5 cravings decoded

11 April 2017 by
First published: 17 April 2017

Understanding the reasons behind our carb/sugar/steak hankerings can mean the difference between #dietwin and #dietfail, so here are 5 cravings decoded – because knowledge is power!

1 Chocolate

It’s not uncommon to crave chocolate around the time of your period, and if you find this to be the case, fluctuating oestrogen and progesterone levels could be the culprit – but there’s more. It’s thought that key nutrients are lost through menstruation, one of which is magnesium. Dark chocolate is a source of magnesium, so craving chocolate during your period could be a sign of low magnesium levels. Consult your GP or a qualified nutritionist for advice on magnesium deficiency.

2 Steak

Craving something meaty such as steak – combined with feelings of weakness and fatigue – could be a sign of iron deficiency. Iron is an important mineral needed for red blood-cell formation: it’s a vital component for manufacturing haemoglobin (which carry oxygen around your body), and low iron levels can result in iron-deficiency anaemia. You can request an iron level test from your GP.

3 Sweets

Only five per cent of our diet should come from added sugar, but most of us consume double this amount. One of the reasons we reach for sweets is erratic blood-sugar levels. When these drop too low (often because of missing meals or eating foods that don’t satisfy our hunger properly), your brain senses a threat to survival, and demands that you reach for a sugar fix to provide an immediate energy lift. Instead of sweets, fresh fruit is a great option because it contains fibre, which helps to regulate blood-sugar levels. Stew an apple or munch on sliced pear topped with nut butter.

4 Chips

If an extra-large portion of chips doused in vinegar and salt is calling your name, it might be linked to dehydration. Salt helps the body hold on to water, so we crave it when we’re running low on fluids. Stay hydrated by sipping on water throughout the day. If plain H20 bores you, try adding a squeeze of lemon or a few sprigs of mint to liven it up.
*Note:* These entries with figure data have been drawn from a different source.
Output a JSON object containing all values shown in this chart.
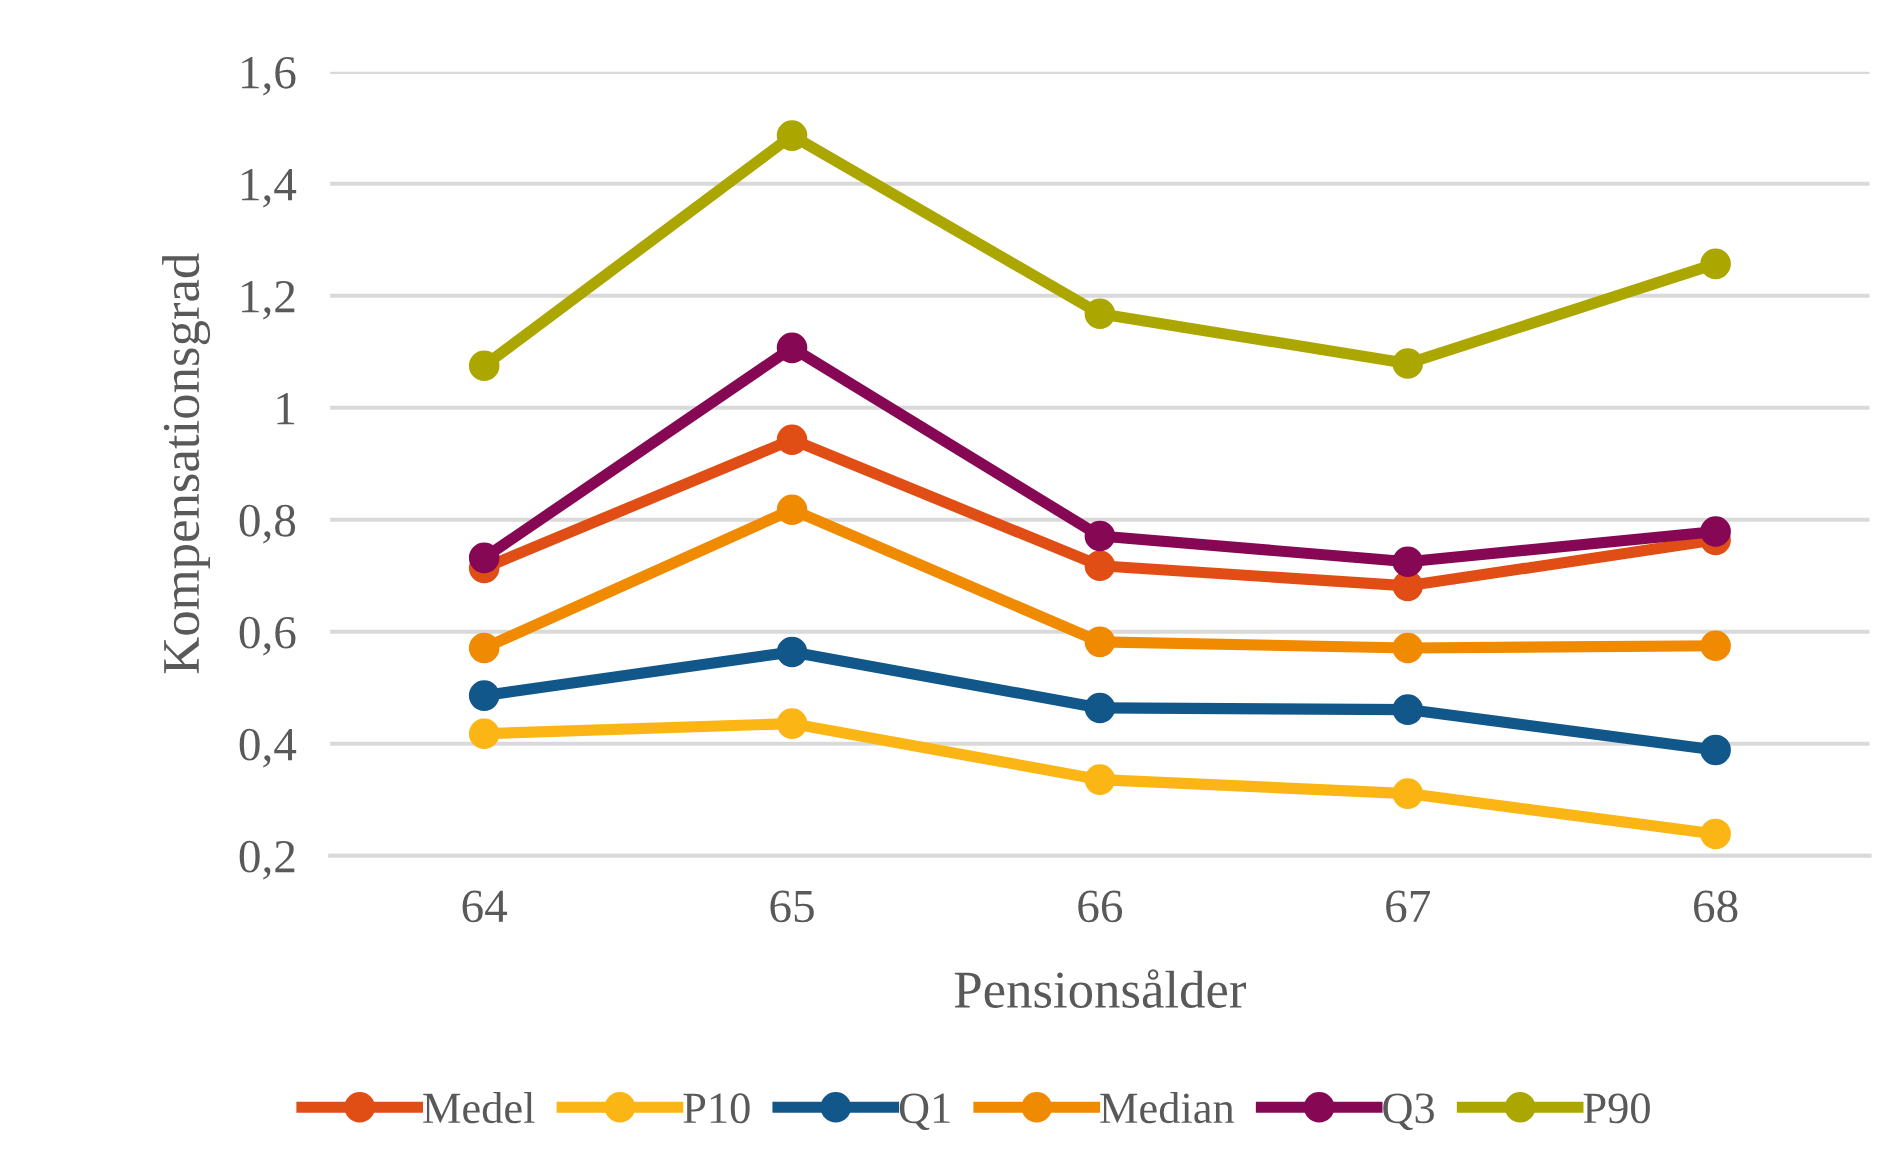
{
  "chart_data": {
    "type": "line",
    "xlabel": "Pensionsålder",
    "ylabel": "Kompensationsgrad",
    "categories": [
      "64",
      "65",
      "66",
      "67",
      "68"
    ],
    "series": [
      {
        "name": "Medel",
        "color": "#e04e16",
        "values": [
          0.714,
          0.943,
          0.718,
          0.682,
          0.764
        ]
      },
      {
        "name": "P10",
        "color": "#fbb515",
        "values": [
          0.418,
          0.436,
          0.336,
          0.311,
          0.239
        ]
      },
      {
        "name": "Q1",
        "color": "#12578a",
        "values": [
          0.486,
          0.564,
          0.464,
          0.461,
          0.389
        ]
      },
      {
        "name": "Median",
        "color": "#f08a00",
        "values": [
          0.571,
          0.818,
          0.582,
          0.571,
          0.575
        ]
      },
      {
        "name": "Q3",
        "color": "#860855",
        "values": [
          0.732,
          1.107,
          0.771,
          0.725,
          0.779
        ]
      },
      {
        "name": "P90",
        "color": "#aca700",
        "values": [
          1.075,
          1.486,
          1.168,
          1.079,
          1.257
        ]
      }
    ],
    "ylim": [
      0.2,
      1.6
    ],
    "yticks": [
      {
        "value": 0.2,
        "label": "0,2"
      },
      {
        "value": 0.4,
        "label": "0,4"
      },
      {
        "value": 0.6,
        "label": "0,6"
      },
      {
        "value": 0.8,
        "label": "0,8"
      },
      {
        "value": 1,
        "label": "1"
      },
      {
        "value": 1.2,
        "label": "1,2"
      },
      {
        "value": 1.4,
        "label": "1,4"
      },
      {
        "value": 1.6,
        "label": "1,6"
      }
    ],
    "grid": "y",
    "legend": "bottom",
    "marker": "circle",
    "line_style": "solid"
  }
}
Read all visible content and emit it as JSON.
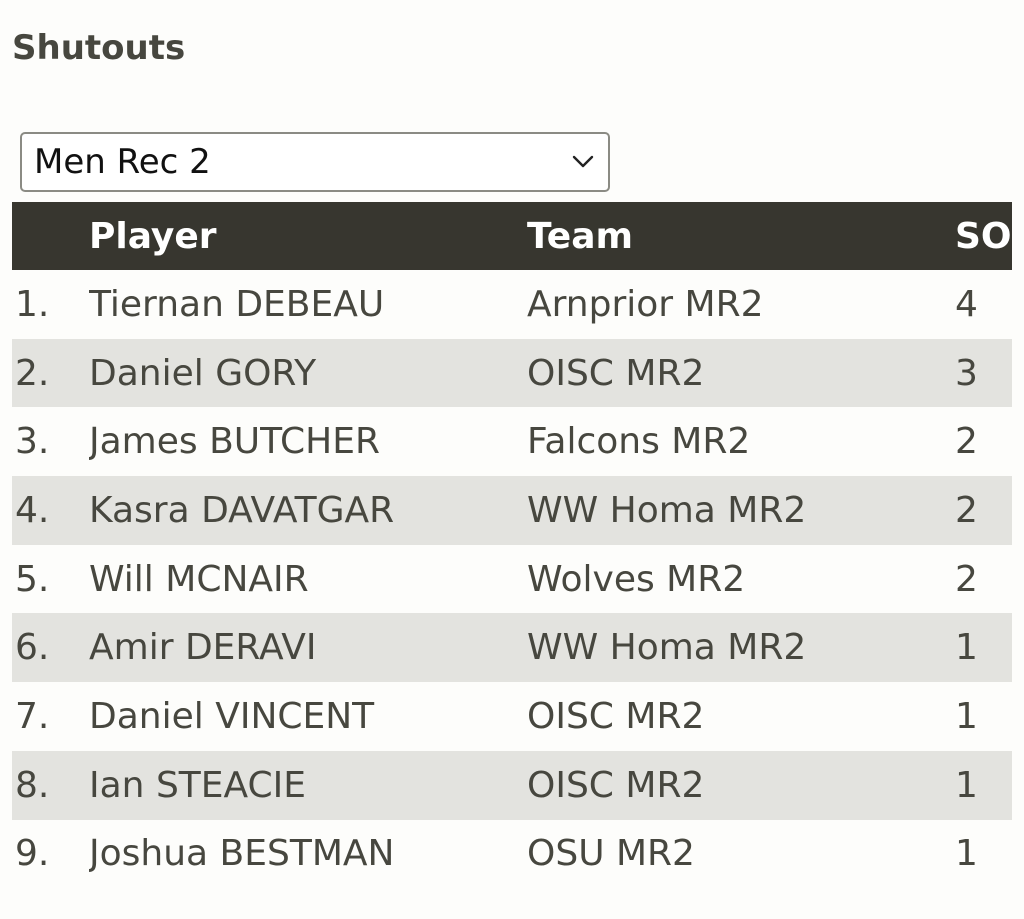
{
  "page": {
    "title": "Shutouts"
  },
  "filter": {
    "selected": "Men Rec 2"
  },
  "table": {
    "headers": {
      "rank": "",
      "player": "Player",
      "team": "Team",
      "so": "SO"
    },
    "rows": [
      {
        "rank": "1.",
        "player": "Tiernan DEBEAU",
        "team": "Arnprior MR2",
        "so": "4"
      },
      {
        "rank": "2.",
        "player": "Daniel GORY",
        "team": "OISC MR2",
        "so": "3"
      },
      {
        "rank": "3.",
        "player": "James BUTCHER",
        "team": "Falcons MR2",
        "so": "2"
      },
      {
        "rank": "4.",
        "player": "Kasra DAVATGAR",
        "team": "WW Homa MR2",
        "so": "2"
      },
      {
        "rank": "5.",
        "player": "Will MCNAIR",
        "team": "Wolves MR2",
        "so": "2"
      },
      {
        "rank": "6.",
        "player": "Amir DERAVI",
        "team": "WW Homa MR2",
        "so": "1"
      },
      {
        "rank": "7.",
        "player": "Daniel VINCENT",
        "team": "OISC MR2",
        "so": "1"
      },
      {
        "rank": "8.",
        "player": "Ian STEACIE",
        "team": "OISC MR2",
        "so": "1"
      },
      {
        "rank": "9.",
        "player": "Joshua BESTMAN",
        "team": "OSU MR2",
        "so": "1"
      }
    ]
  },
  "colors": {
    "header_bg": "#37362f",
    "stripe_bg": "#e3e3df",
    "text": "#47473f"
  },
  "icons": {
    "select_toggle": "chevron-down-icon"
  }
}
And if you really are hankering after a salty treat, seaweed crisps are a good low-calorie but nutrient-packed option.

5 Bread

High-carb foods such as bread boost levels of feel-good serotonin, so if there’s nothing that comforts you more than a chunk of white bread with lashings of butter when you’re feeling down in the dumps, it may be your body’s way of trying to help lift your mood. Ditch refined carbs for healthy alternatives such as a handful of sunflower and pumpkin seeds: these contain tryptophan, a precursor to the manufacturing of serotonin.